I have one point of critique that I want to argue; a reading about the point of the article; and my final point will be to stress the latter. First is the dismissive ‘leaving alone’ of the term post-left by way of a rhetorical strategy (18). The term ‘post-left’ is a hybrid between left (which yields content) and a prefix ‘post’ which signifies ‘after’ or ‘subsequent to’. So then when does it mean to be "after the left"? This is the question of post-left; and with this correction it would seem that we post-leftists are beyond the left; it no longer matters perhaps. Only a moron would suppose that this makes us rightwing; for the content (left) indicates what is being modified. So modified how? I want to say that it isn't clear; that all that is clear is that we are after/subsequent/beyond the left, not after the left, as in looking for it, trying to find the corpse to yield "life" again, like Dr. Frankenstein. The term (left) is caught up, it is prefixed; so it is not compatible with the right; so it is not a pure negation. Its negative is also modified by it. Perhaps we want to gesture at the in infinitum as opposed-to the pure ad infinitum here. In the least, to reduce this important resonating difference, which is not fixed, that is, which functions as negation in/ad infinitum, to a “semantic quibble” is to fail to grasp its import (which is ongoing). In other words it is already (also) a critique of Balch’s (striving) platformism. The rhetorical move: ‘merely semantics’ conflates the negative modifier for its closest approximation to the left. The irony is here, caught up in this revelation of position: Balch says post-left has to do with “a critique of classical anarchism and its historical relationship to other leftists groups.” Hence, it would seem that what Balch is doing is post-left work, given that he means to prescind “the left” from classical anarchism.

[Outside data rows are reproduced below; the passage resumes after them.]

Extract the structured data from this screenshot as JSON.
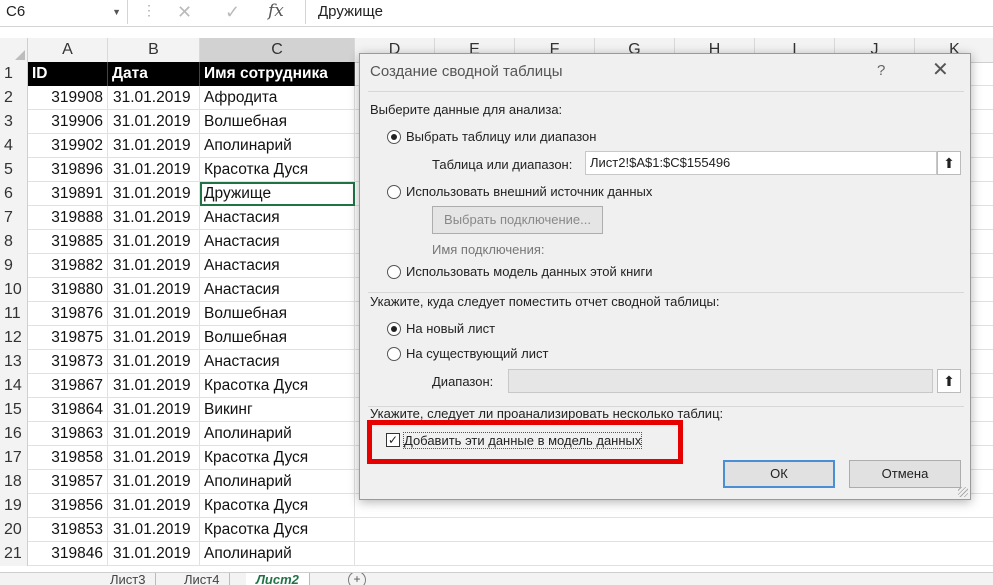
{
  "formula_bar": {
    "name_box": "C6",
    "content": "Дружище",
    "fx": "fx"
  },
  "columns": [
    "A",
    "B",
    "C",
    "D",
    "E",
    "F",
    "G",
    "H",
    "I",
    "J",
    "K"
  ],
  "rows_header": [
    "1",
    "2",
    "3",
    "4",
    "5",
    "6",
    "7",
    "8",
    "9",
    "10",
    "11",
    "12",
    "13",
    "14",
    "15",
    "16",
    "17",
    "18",
    "19",
    "20",
    "21"
  ],
  "header_row": {
    "a": "ID",
    "b": "Дата",
    "c": "Имя сотрудника"
  },
  "data_rows": [
    {
      "a": "319908",
      "b": "31.01.2019",
      "c": "Афродита"
    },
    {
      "a": "319906",
      "b": "31.01.2019",
      "c": "Волшебная"
    },
    {
      "a": "319902",
      "b": "31.01.2019",
      "c": "Аполинарий"
    },
    {
      "a": "319896",
      "b": "31.01.2019",
      "c": "Красотка Дуся"
    },
    {
      "a": "319891",
      "b": "31.01.2019",
      "c": "Дружище"
    },
    {
      "a": "319888",
      "b": "31.01.2019",
      "c": "Анастасия"
    },
    {
      "a": "319885",
      "b": "31.01.2019",
      "c": "Анастасия"
    },
    {
      "a": "319882",
      "b": "31.01.2019",
      "c": "Анастасия"
    },
    {
      "a": "319880",
      "b": "31.01.2019",
      "c": "Анастасия"
    },
    {
      "a": "319876",
      "b": "31.01.2019",
      "c": "Волшебная"
    },
    {
      "a": "319875",
      "b": "31.01.2019",
      "c": "Волшебная"
    },
    {
      "a": "319873",
      "b": "31.01.2019",
      "c": "Анастасия"
    },
    {
      "a": "319867",
      "b": "31.01.2019",
      "c": "Красотка Дуся"
    },
    {
      "a": "319864",
      "b": "31.01.2019",
      "c": "Викинг"
    },
    {
      "a": "319863",
      "b": "31.01.2019",
      "c": "Аполинарий"
    },
    {
      "a": "319858",
      "b": "31.01.2019",
      "c": "Красотка Дуся"
    },
    {
      "a": "319857",
      "b": "31.01.2019",
      "c": "Аполинарий"
    },
    {
      "a": "319856",
      "b": "31.01.2019",
      "c": "Красотка Дуся"
    },
    {
      "a": "319853",
      "b": "31.01.2019",
      "c": "Красотка Дуся"
    },
    {
      "a": "319846",
      "b": "31.01.2019",
      "c": "Аполинарий"
    }
  ],
  "sheet_tabs": [
    "Лист3",
    "Лист4",
    "Лист2"
  ],
  "active_sheet": "Лист2",
  "dialog": {
    "title": "Создание сводной таблицы",
    "help": "?",
    "section1": "Выберите данные для анализа:",
    "opt_table": "Выбрать таблицу или диапазон",
    "range_label": "Таблица или диапазон:",
    "range_value": "Лист2!$A$1:$C$155496",
    "opt_external": "Использовать внешний источник данных",
    "choose_conn_btn": "Выбрать подключение...",
    "conn_name_label": "Имя подключения:",
    "opt_datamodel": "Использовать модель данных этой книги",
    "section2": "Укажите, куда следует поместить отчет сводной таблицы:",
    "opt_new_sheet": "На новый лист",
    "opt_existing": "На существующий лист",
    "location_label": "Диапазон:",
    "section3": "Укажите, следует ли проанализировать несколько таблиц:",
    "add_to_model": "Добавить эти данные в модель данных",
    "add_to_model_checked": true,
    "ok": "ОК",
    "cancel": "Отмена"
  },
  "colors": {
    "accent": "#217346",
    "highlight": "#e60000"
  }
}
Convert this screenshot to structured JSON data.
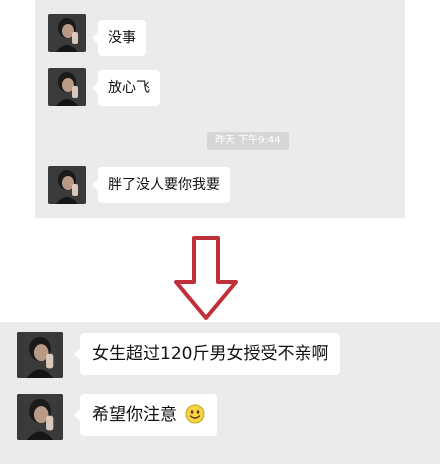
{
  "top_chat": {
    "messages": [
      {
        "text": "没事"
      },
      {
        "text": "放心飞"
      },
      {
        "text": "胖了没人要你我要"
      }
    ],
    "timestamp": "昨天 下午9:44"
  },
  "bottom_chat": {
    "messages": [
      {
        "text": "女生超过120斤男女授受不亲啊"
      },
      {
        "text": "希望你注意",
        "emoji": "smile-emoji-icon"
      }
    ]
  },
  "colors": {
    "chat_background": "#ebebeb",
    "bubble": "#ffffff",
    "arrow_stroke": "#c0303a",
    "timestamp_pill": "#d6d6d6"
  }
}
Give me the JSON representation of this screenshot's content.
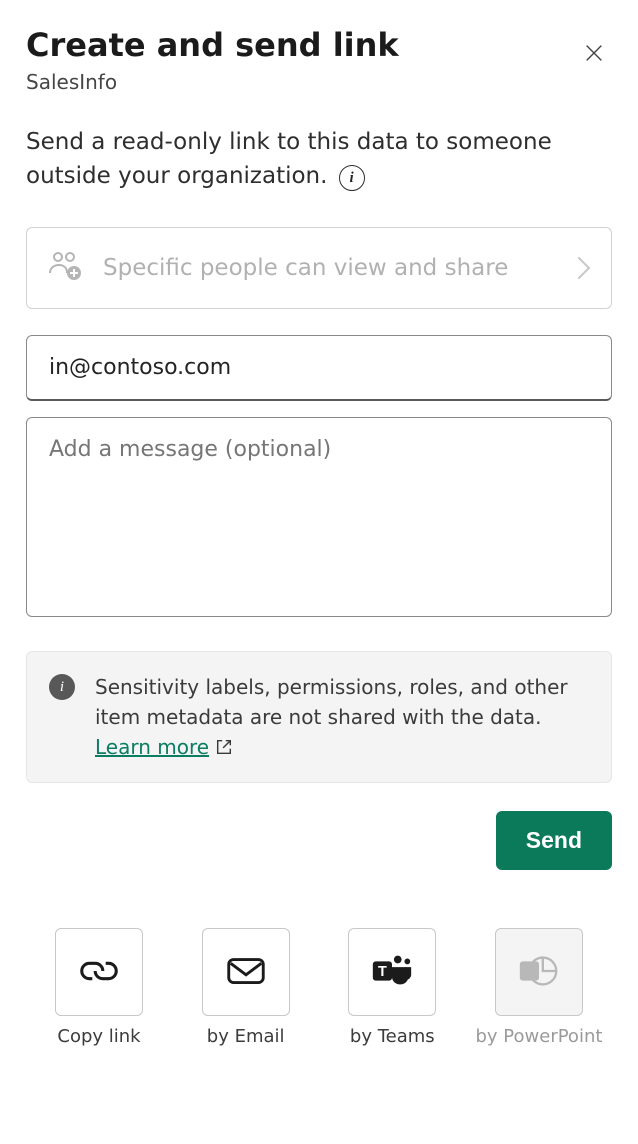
{
  "header": {
    "title": "Create and send link",
    "subtitle": "SalesInfo"
  },
  "description": "Send a read-only link to this data to someone outside your organization.",
  "permission": {
    "text": "Specific people can view and share"
  },
  "email": {
    "value": "in@contoso.com",
    "placeholder": ""
  },
  "message": {
    "value": "",
    "placeholder": "Add a message (optional)"
  },
  "notice": {
    "text": "Sensitivity labels, permissions, roles, and other item metadata are not shared with the data.",
    "learn_more_label": "Learn more"
  },
  "buttons": {
    "send": "Send"
  },
  "share_actions": [
    {
      "label": "Copy link"
    },
    {
      "label": "by Email"
    },
    {
      "label": "by Teams"
    },
    {
      "label": "by PowerPoint"
    }
  ]
}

This brings me to my other point. Balch is not beyond the left. He refers to the other leftists that have and so will likely throw anarchists under the bus as “at best, fair-weather friends” (21). Here, he would seem to suggest that sometimes it is OK to work with Maoists (the other leftists, still within the leftist milieu along with anarcho-syndicalists), but that these friends are really enemies. With friends like these who needs enemies? One rejoinder is that we already have so many enemies, including Maoists, why not make real friends. And with this thinking, one is going to have to experiment with what one can accept. It is telling that a platformist would be OK with a Maoist but finds a green anarchist problematic; for it is presumed that anarchy and culture go hand in hand, despite the obvious blunder in this reformist thinking. But green anarchists are also addicted to insurrection. And so: long live green anarchy (and fuck the left!)!